I'm guessing there is no hard and fast answer, and a specific situation will dictate the best option (please name them!)

Cheers.


Solution 1:

Option 1 will avoid spawning external processes, which is useful under stressed conditions.

Option 2 will spawn a single xargs process, which will spawn only as many rm processes as necessary. This option is typically used with -print0 and -0 in order to handle filenames with spaces and/or newlines.

Option 3 will spawn a rm process for each file.
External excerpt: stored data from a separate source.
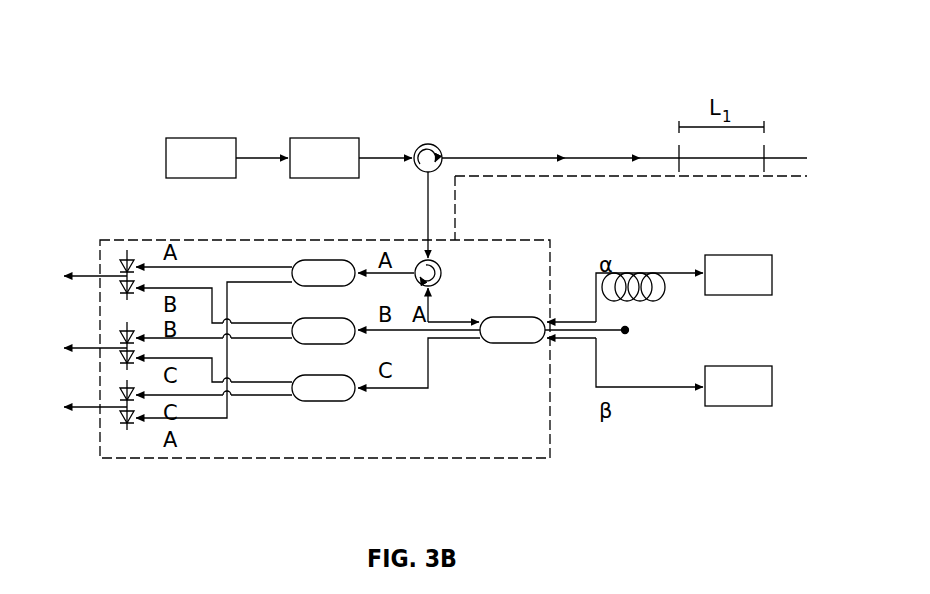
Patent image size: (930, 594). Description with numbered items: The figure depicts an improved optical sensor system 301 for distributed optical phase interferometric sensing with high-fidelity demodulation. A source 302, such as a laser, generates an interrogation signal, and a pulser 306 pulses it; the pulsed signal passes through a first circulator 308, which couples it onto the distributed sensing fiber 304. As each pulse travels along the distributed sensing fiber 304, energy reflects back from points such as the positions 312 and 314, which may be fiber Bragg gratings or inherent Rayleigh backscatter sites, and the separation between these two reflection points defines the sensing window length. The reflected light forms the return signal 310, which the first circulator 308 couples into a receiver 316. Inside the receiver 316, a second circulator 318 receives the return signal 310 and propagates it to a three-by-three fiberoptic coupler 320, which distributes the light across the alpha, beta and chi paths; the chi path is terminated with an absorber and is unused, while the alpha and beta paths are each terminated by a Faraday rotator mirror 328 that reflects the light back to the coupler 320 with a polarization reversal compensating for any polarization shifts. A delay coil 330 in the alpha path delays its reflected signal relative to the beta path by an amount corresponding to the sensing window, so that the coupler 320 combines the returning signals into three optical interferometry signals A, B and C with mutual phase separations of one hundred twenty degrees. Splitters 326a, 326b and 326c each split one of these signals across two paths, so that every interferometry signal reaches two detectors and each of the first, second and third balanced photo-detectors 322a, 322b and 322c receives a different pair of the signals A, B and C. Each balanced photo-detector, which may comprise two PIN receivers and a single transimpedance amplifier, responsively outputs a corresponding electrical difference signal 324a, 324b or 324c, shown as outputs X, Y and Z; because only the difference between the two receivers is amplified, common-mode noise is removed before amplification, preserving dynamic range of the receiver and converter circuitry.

The optical sensor system 301 is at (122, 48).
The source 302 is at (200, 138).
The distributed sensing fiber 304 is at (516, 158).
The pulser 306 is at (323, 138).
The first circulator 308 is at (428, 144).
The return signal 310 is at (625, 178).
The reflection position 312 is at (679, 148).
The reflection position 314 is at (764, 148).
The receiver 316 is at (170, 240).
The second circulator 318 is at (456, 284).
The 3x3 fiberoptic coupler 320 is at (512, 343).
The first balanced photo-detector 322a is at (127, 255).
The second balanced photo-detector 322b is at (122, 335).
The third balanced photo-detector 322c is at (127, 425).
The first electrical difference signal 324a is at (80, 272).
The second electrical difference signal 324b is at (100, 350).
The third electrical difference signal 324c is at (83, 410).
The first splitter 326a is at (322, 258).
The second splitter 326b is at (343, 318).
The third splitter 326c is at (335, 402).
The Faraday rotator mirror 328 is at (745, 255).
The delay coil 330 is at (658, 300).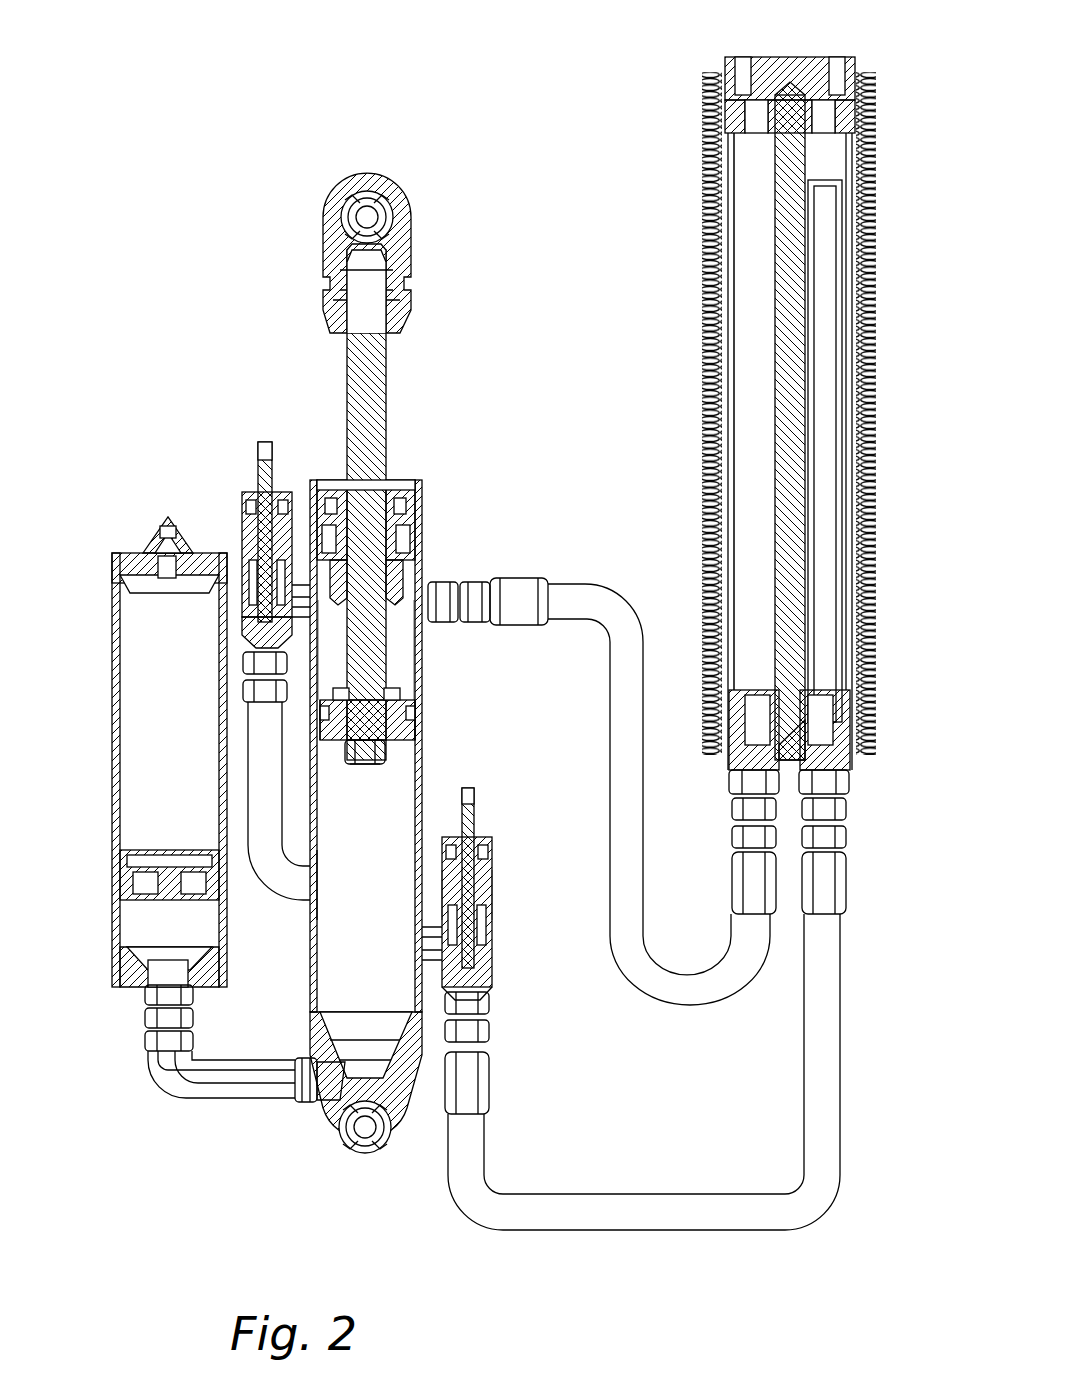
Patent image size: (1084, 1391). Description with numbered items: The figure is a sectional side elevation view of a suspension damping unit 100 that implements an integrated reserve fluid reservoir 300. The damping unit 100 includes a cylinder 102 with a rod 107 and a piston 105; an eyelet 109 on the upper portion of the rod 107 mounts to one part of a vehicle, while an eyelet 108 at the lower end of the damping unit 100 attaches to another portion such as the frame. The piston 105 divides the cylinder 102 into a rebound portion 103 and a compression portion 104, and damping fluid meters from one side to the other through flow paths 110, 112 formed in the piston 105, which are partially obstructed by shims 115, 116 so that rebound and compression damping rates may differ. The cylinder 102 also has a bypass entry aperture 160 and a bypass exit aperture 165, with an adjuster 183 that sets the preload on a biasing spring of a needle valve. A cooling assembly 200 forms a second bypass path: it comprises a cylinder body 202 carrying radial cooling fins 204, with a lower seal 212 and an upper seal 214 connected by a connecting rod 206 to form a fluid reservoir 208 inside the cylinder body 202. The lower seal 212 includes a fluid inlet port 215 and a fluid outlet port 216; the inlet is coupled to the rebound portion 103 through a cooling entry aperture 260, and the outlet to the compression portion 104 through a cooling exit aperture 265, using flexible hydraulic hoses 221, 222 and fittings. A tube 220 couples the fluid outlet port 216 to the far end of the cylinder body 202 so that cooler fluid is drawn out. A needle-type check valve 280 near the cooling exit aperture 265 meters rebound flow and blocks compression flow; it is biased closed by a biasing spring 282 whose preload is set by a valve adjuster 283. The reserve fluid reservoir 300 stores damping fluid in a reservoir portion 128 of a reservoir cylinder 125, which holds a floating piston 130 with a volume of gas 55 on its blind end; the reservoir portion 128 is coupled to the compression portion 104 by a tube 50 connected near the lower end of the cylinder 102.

GNU find (or any POSIX-compliant version of find) allows a fourth option, find .... -exec rm -r {} +, which will run rm with as many filenames as possible in order to spawn only a limited number of them.

Solution 2:

I prefer to use find ... > file.txt review the file extensively, then use find ... -delete so I know the exact same results will be deleted (passing arguments is mostly bulletproof, mostly).

Solution 3:

The topic of deleting files is addressed in the section "Cleaning Up" in the GNU findutils documentation. You can read that on your system using "info find", or within Emacs. You can also view it online at http://www.gnu.org/software/findutils/manual/html_node/find_html/Cleaning-Up.html#Cleaning-Up.

find .... -delete

This is the most secure (against symbolic link races) and high-performance (since there is no need to exec anything or perform a context switch when the pipe buffer is full) option. But bear in mind that -delete implies -depth.

find .... | xargs rm ...

This is dangerous in situations where others have write access to the tree you're doing cleanup in. For example, supposing the find command decided that /var/tmp/scratch/me/.ssh/config matches its requirements and therefore prints that names to stdout. The xargs command will read that and add it to a data structure. A short time later (when xargs has read the number of bytes indicated by the default value of the -s option) xargs will fork and exec rm to delete it. However, it's possible that in the meantime, someone else has done this:

$ cd /var/tmp/scratch
$ mv me me.old
$ ln -s /root me

Then, when rm goes to delete /var/tmp/scratch/me/.ssh/config it will issue the system call unlink("/var/tmp/scratch/me/.ssh/config"). Because the kernel will resolve the symbolic link for you, this is equivalent to it calling unlink("/root/.ssh/config"). If the xargs process was running as root, then /root/.ssh/config will get deleted, despite the fact that you didn't specify -L on the command line. For this reason if security is important, use -delete. You can read more about this area in the "Security Considerations" section of the GNU find manual.

find .... -exec rm ...;

Because this also involves fork/exec, it has the same security issues I mention above.

In short, the only reason not to use -delete is compatibility with systems which lack support for -delete.